Researchers from NASA have released the first infrared photograph of Jupiter’s moon. To do this, their device took three flights around the celestial body.
The Juno spacecraft used an infrared instrument during flybys around Jupiter’s moon to create a detailed map of the object. Its publication is timed to coincide with the tenth anniversary of the launch of Juno.
NASA’s Juno spacecraft science team has compiled a new infrared map of the seventh-farthest moon from Jupiter, Ganymede, combining data from three flybys, including the last one on July 20. These observations, made by the Jovian Infrared Auroral Mapper (JIRAM), which sees in infrared light invisible to the human eye, provided new information about the ice shell of Ganymede and the composition of the liquid water beneath it.
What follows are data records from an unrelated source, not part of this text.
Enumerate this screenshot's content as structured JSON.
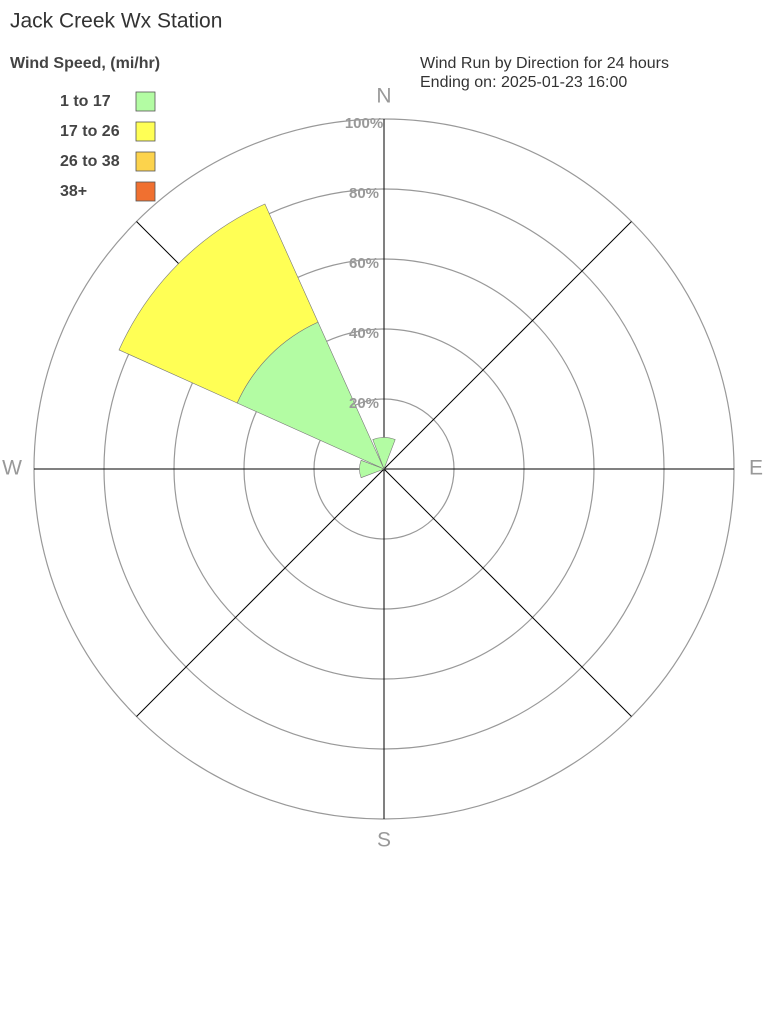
{
  "chart_data": {
    "type": "windrose",
    "title": "Jack Creek Wx Station",
    "legend_title": "Wind Speed, (mi/hr)",
    "subtitle": [
      "Wind Run by Direction for 24 hours",
      "Ending on: 2025-01-23 16:00"
    ],
    "categories": [
      "N",
      null,
      "E",
      null,
      "S",
      null,
      "W",
      null
    ],
    "series": [
      {
        "name": "1 to 17",
        "color": "#b3fca3",
        "values": [
          9,
          0,
          0,
          0,
          0,
          0,
          7,
          46
        ]
      },
      {
        "name": "17 to 26",
        "color": "#ffff55",
        "values": [
          0,
          0,
          0,
          0,
          0,
          0,
          0,
          37
        ]
      },
      {
        "name": "26 to 38",
        "color": "#fcd34c",
        "values": [
          0,
          0,
          0,
          0,
          0,
          0,
          0,
          0
        ]
      },
      {
        "name": "38+",
        "color": "#f07030",
        "values": [
          0,
          0,
          0,
          0,
          0,
          0,
          0,
          0
        ]
      }
    ],
    "rlim": [
      0,
      100
    ],
    "rticks": [
      {
        "value": 20,
        "label": "20%"
      },
      {
        "value": 40,
        "label": "40%"
      },
      {
        "value": 60,
        "label": "60%"
      },
      {
        "value": 80,
        "label": "80%"
      },
      {
        "value": 100,
        "label": "100%"
      }
    ]
  }
}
The JIRAM device was developed to record infrared light emanating from the depths of Jupiter, to study the layer at a depth of 50-70 km below Jupiter’s cloud tops. But the instrument can also be used to study the moons of Io, Europa, Ganymede and Callisto.
The researchers noted that Ganymede is larger than Mercury, but almost everything they explore on this mission to Jupiter “is of monumental proportions.” Infrared and other data collected by Juno during the flyby provide fundamental clues to understanding the evolution of Jupiter’s moons from their formation to the present day.
Previously, a large number of oxygen ions were found near Ganymede. Scientists assumed that its source was water molecules, high-energy particles or sun rays which were knocked out of the ice shell of the satellite. In the future, astronomers did not find a single trace of water in the atmosphere of Ganymede.